Having read seven novels of Georgette Heyer, in my quest to gradually work through all of her novels, I already knew that her volumes sparkled with wit, not unlike Jane Austen’s. 

However, this novel is the funniest I’ve experienced. It reminds me of those eighteenth century comic operas like Mozart’s Abduction from the Seraglio, which has a cast of bandits, strong female characters, and an abduction scene. In THE TALISMAN RING we have a band of smugglers, strong female characters, and a murder to be solved.

When Sylvester, Baron Lavenham lies dying at the great old age of eighty in 1793, he exacts a promise from his great-nephew Sir Tristram Shield to marry his granddaughter Eustacie de Vaubon. 

Poor Eustacie is a scion of a French noble family and had looked forward to a splendid match with a French duke. Alas, the French Revolution interrupted her dreams, and she was obliged to leave France with her maternal grandfather Sylvester to live in the less exciting atmosphere of England.

Eustacie, being French, understands very well what a mariage de convenance means. There is to be no love within such a union. The couple will tolerate each other until the arrival of the heir and spare, and then they will go their separate ways, finding lovers amongst other married couples of the British aristocracy. 

But Eustacie is a spirited 18-year-old who has read rather too many of Mrs.
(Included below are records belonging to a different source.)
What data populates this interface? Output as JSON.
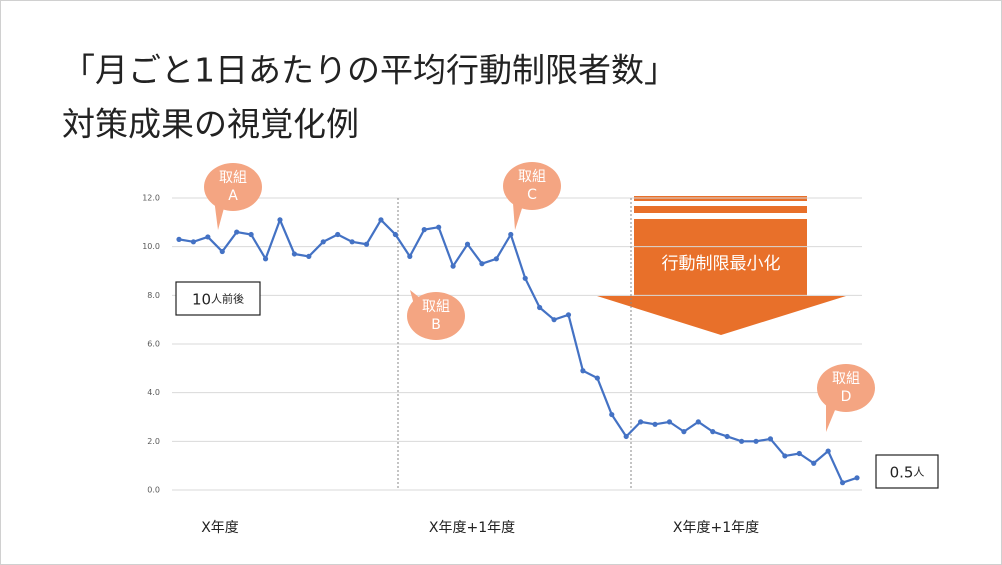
{
  "chart_data": {
    "type": "line",
    "title_lines": [
      "「月ごと1日あたりの平均行動制限者数」",
      "対策成果の視覚化例"
    ],
    "categories": [
      null,
      null,
      null,
      null,
      null,
      null,
      null,
      null,
      null,
      null,
      null,
      null,
      null,
      null,
      null,
      null,
      null,
      null,
      null,
      null,
      null,
      null,
      null,
      null,
      null,
      null,
      null,
      null,
      null,
      null,
      null,
      null,
      null,
      null,
      null,
      null,
      null,
      null,
      null,
      null,
      null,
      null,
      null,
      null,
      null,
      null,
      null,
      null
    ],
    "series": [
      {
        "color": "#4472c4",
        "values": [
          10.3,
          10.2,
          10.4,
          9.8,
          10.6,
          10.5,
          9.5,
          11.1,
          9.7,
          9.6,
          10.2,
          10.5,
          10.2,
          10.1,
          11.1,
          10.5,
          9.6,
          10.7,
          10.8,
          9.2,
          10.1,
          9.3,
          9.5,
          10.5,
          8.7,
          7.5,
          7.0,
          7.2,
          4.9,
          4.6,
          3.1,
          2.2,
          2.8,
          2.7,
          2.8,
          2.4,
          2.8,
          2.4,
          2.2,
          2.0,
          2.0,
          2.1,
          1.4,
          1.5,
          1.1,
          1.6,
          0.3,
          0.5
        ]
      }
    ],
    "ylim": [
      0,
      12
    ],
    "yticks": [
      {
        "value": 0,
        "label": "0.0"
      },
      {
        "value": 2,
        "label": "2.0"
      },
      {
        "value": 4,
        "label": "4.0"
      },
      {
        "value": 6,
        "label": "6.0"
      },
      {
        "value": 8,
        "label": "8.0"
      },
      {
        "value": 10,
        "label": "10.0"
      },
      {
        "value": 12,
        "label": "12.0"
      }
    ],
    "grid": true,
    "group_labels": [
      "X年度",
      "X年度+1年度",
      "X年度+1年度"
    ],
    "callouts": [
      [
        "取組",
        "A"
      ],
      [
        "取組",
        "B"
      ],
      [
        "取組",
        "C"
      ],
      [
        "取組",
        "D"
      ]
    ],
    "boxes": [
      [
        "10",
        "人前後"
      ],
      [
        "0.5",
        "人"
      ]
    ],
    "arrow_label": "行動制限最小化"
  }
}
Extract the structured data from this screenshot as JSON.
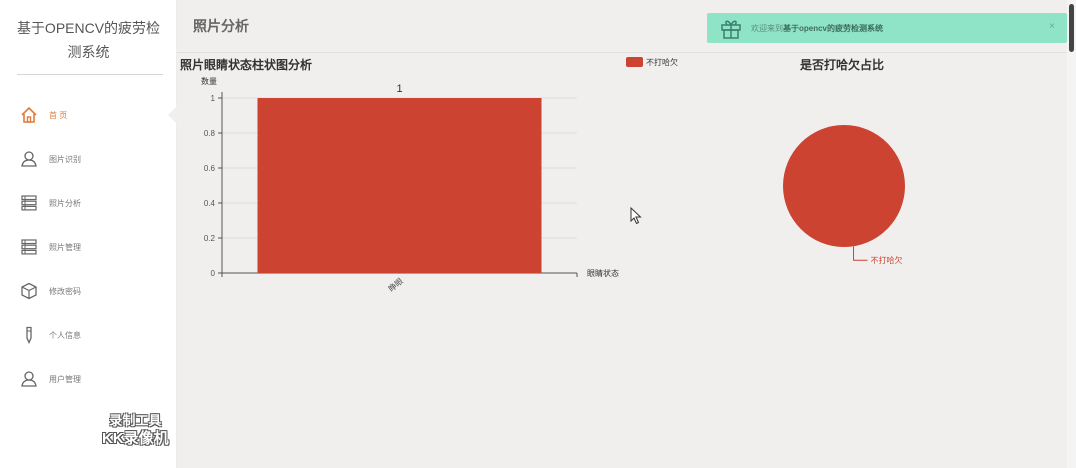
{
  "app": {
    "title": "基于OPENCV的疲劳检测系统"
  },
  "sidebar": {
    "items": [
      {
        "label": "首 页",
        "icon": "home-icon",
        "active": true
      },
      {
        "label": "图片识别",
        "icon": "user-icon",
        "active": false
      },
      {
        "label": "照片分析",
        "icon": "list-icon",
        "active": false
      },
      {
        "label": "照片管理",
        "icon": "list-icon",
        "active": false
      },
      {
        "label": "修改密码",
        "icon": "cube-icon",
        "active": false
      },
      {
        "label": "个人信息",
        "icon": "pen-icon",
        "active": false
      },
      {
        "label": "用户管理",
        "icon": "user-icon",
        "active": false
      }
    ]
  },
  "header": {
    "title": "照片分析"
  },
  "alert": {
    "prefix": "欢迎来到",
    "system_name": "基于opencv的疲劳检测系统",
    "close": "×",
    "color": "#8fe4c7"
  },
  "watermark": {
    "line1": "录制工具",
    "line2": "KK录像机"
  },
  "colors": {
    "accent": "#e07b3c",
    "series": "#cc4331"
  },
  "chart_data": [
    {
      "type": "bar",
      "title": "照片眼睛状态柱状图分析",
      "xlabel": "眼睛状态",
      "ylabel": "数量",
      "categories": [
        "睁眼"
      ],
      "series": [
        {
          "name": "不打哈欠",
          "values": [
            1
          ]
        }
      ],
      "ylim": [
        0,
        1
      ],
      "yticks": [
        "0",
        "0.2",
        "0.4",
        "0.6",
        "0.8",
        "1"
      ],
      "data_labels": [
        "1"
      ],
      "legend": "top-right",
      "grid": true
    },
    {
      "type": "pie",
      "title": "是否打哈欠占比",
      "slices": [
        {
          "label": "不打哈欠",
          "value": 1
        }
      ]
    }
  ]
}
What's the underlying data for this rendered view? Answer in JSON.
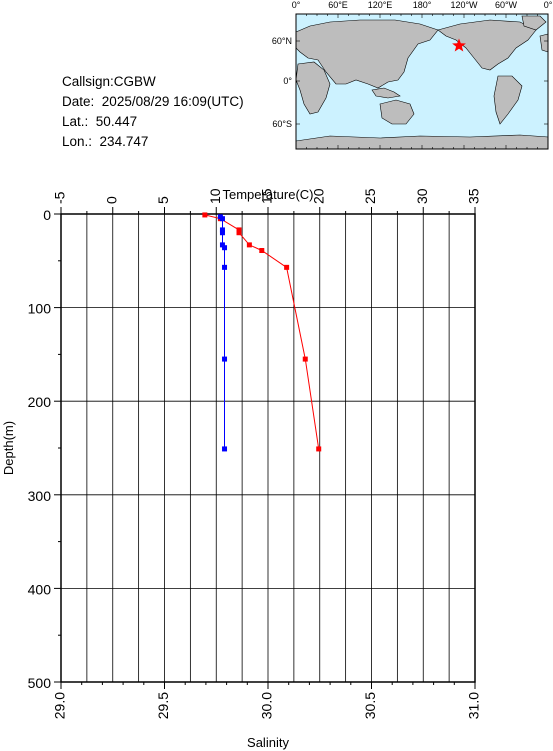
{
  "station": {
    "callsign_label": "Callsign:",
    "callsign": "CGBW",
    "date_label": "Date:",
    "date": "2025/08/29 16:09(UTC)",
    "lat_label": "Lat.:",
    "lat": "50.447",
    "lon_label": "Lon.:",
    "lon": "234.747"
  },
  "map": {
    "top_labels": [
      "0°",
      "60°E",
      "120°E",
      "180°",
      "120°W",
      "60°W",
      "0°"
    ],
    "left_labels": [
      "60°N",
      "0°",
      "60°S"
    ],
    "ocean_color": "#ccf2ff",
    "land_color": "#bdbdbd",
    "marker": "red-star",
    "marker_color": "#ff0000"
  },
  "chart_data": {
    "type": "line",
    "y_axis": {
      "label": "Depth(m)",
      "range": [
        0,
        500
      ],
      "ticks": [
        0,
        100,
        200,
        300,
        400,
        500
      ],
      "inverted": true
    },
    "x_axis_top": {
      "label": "Temperature(C)",
      "range": [
        -5,
        35
      ],
      "ticks": [
        -5,
        0,
        5,
        10,
        15,
        20,
        25,
        30,
        35
      ]
    },
    "x_axis_bottom": {
      "label": "Salinity",
      "range": [
        29.0,
        31.0
      ],
      "ticks": [
        "29.0",
        "29.5",
        "30.0",
        "30.5",
        "31.0"
      ]
    },
    "grid": true,
    "series": [
      {
        "axis": "temperature",
        "color": "#ff0000",
        "depth": [
          1,
          5,
          17,
          20,
          33,
          39,
          57,
          155,
          251
        ],
        "values": [
          8.9,
          10.4,
          12.2,
          12.2,
          13.2,
          14.4,
          16.8,
          18.6,
          19.9
        ]
      },
      {
        "axis": "salinity",
        "color": "#0000ff",
        "depth": [
          3,
          5,
          17,
          20,
          33,
          36,
          57,
          155,
          251
        ],
        "values": [
          29.77,
          29.78,
          29.78,
          29.78,
          29.78,
          29.79,
          29.79,
          29.79,
          29.79
        ]
      }
    ]
  }
}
Radcliffe’s novels (satirized in Jane Austen’s Northanger Abbey) to be content with such an emotionally arid arrangement. She wants to marry for love, and so instead of allowing her fiancé Sir Tristram to “carry her off” to Bath where she can play endless games of backgammon with his dear mama, she escapes one night and…falls in with a den of thieves. 

But all is not as it seems. Although some of these men are rough, and one of them wants to strangle her, the leader of this little band turns out to be her “romantic” cousin Ludovic, the Lost Heir to the Lavenham estate.
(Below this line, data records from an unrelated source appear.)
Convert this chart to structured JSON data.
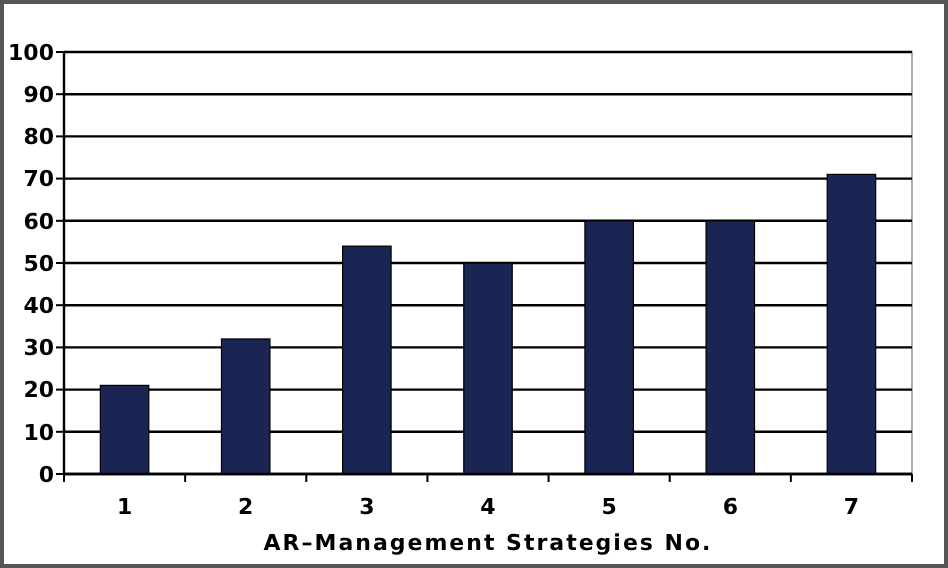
{
  "chart_data": {
    "type": "bar",
    "xlabel": "AR–Management Strategies No.",
    "categories": [
      "1",
      "2",
      "3",
      "4",
      "5",
      "6",
      "7"
    ],
    "values": [
      21,
      32,
      54,
      50,
      60,
      60,
      71
    ],
    "color": "#1b2554",
    "ylim": [
      0,
      100
    ],
    "yticks": [
      0,
      10,
      20,
      30,
      40,
      50,
      60,
      70,
      80,
      90,
      100
    ],
    "grid": "y"
  }
}
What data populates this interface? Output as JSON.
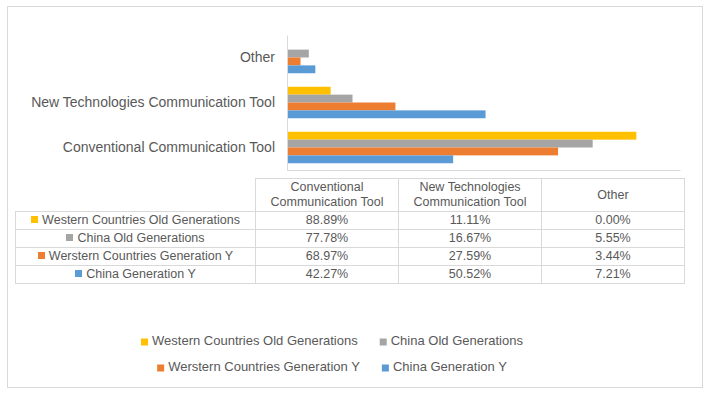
{
  "chart_data": {
    "type": "bar",
    "orientation": "horizontal",
    "categories": [
      "Conventional Communication Tool",
      "New Technologies Communication Tool",
      "Other"
    ],
    "series": [
      {
        "name": "Western Countries Old Generations",
        "color": "#ffc000",
        "values": [
          88.89,
          11.11,
          0
        ],
        "value_labels": [
          "88.89%",
          "11.11%",
          "0.00%"
        ]
      },
      {
        "name": "China Old Generations",
        "color": "#a5a5a5",
        "values": [
          77.78,
          16.67,
          5.55
        ],
        "value_labels": [
          "77.78%",
          "16.67%",
          "5.55%"
        ]
      },
      {
        "name": "Werstern Countries Generation Y",
        "color": "#ed7d31",
        "values": [
          68.97,
          27.59,
          3.44
        ],
        "value_labels": [
          "68.97%",
          "27.59%",
          "3.44%"
        ]
      },
      {
        "name": "China Generation Y",
        "color": "#5b9bd5",
        "values": [
          42.27,
          50.52,
          7.21
        ],
        "value_labels": [
          "42.27%",
          "50.52%",
          "7.21%"
        ]
      }
    ],
    "xlim": [
      0,
      100
    ],
    "tick_labels": "y",
    "legend": "bottom"
  }
}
Ludovic is not supposed to be lurking in the depths of the Sussex woods. He is not even supposed to be in England as there is a price on his head because most think he murdered someone. But Ludovic is one of those people we would now describe as “thrill seekers.” He is completely unfazed by the danger he faces, and like many a young man in his early twenties takes rather too many risks. It is only thanks to his strong-minded friends and relatives than he manages to avoid the gallows.

If you are intrigued, and want to read an early novel of Georgette Heyer’s that blends romantic comedy with thriller, you should definitely read THE TALISMAN RING. Five stars.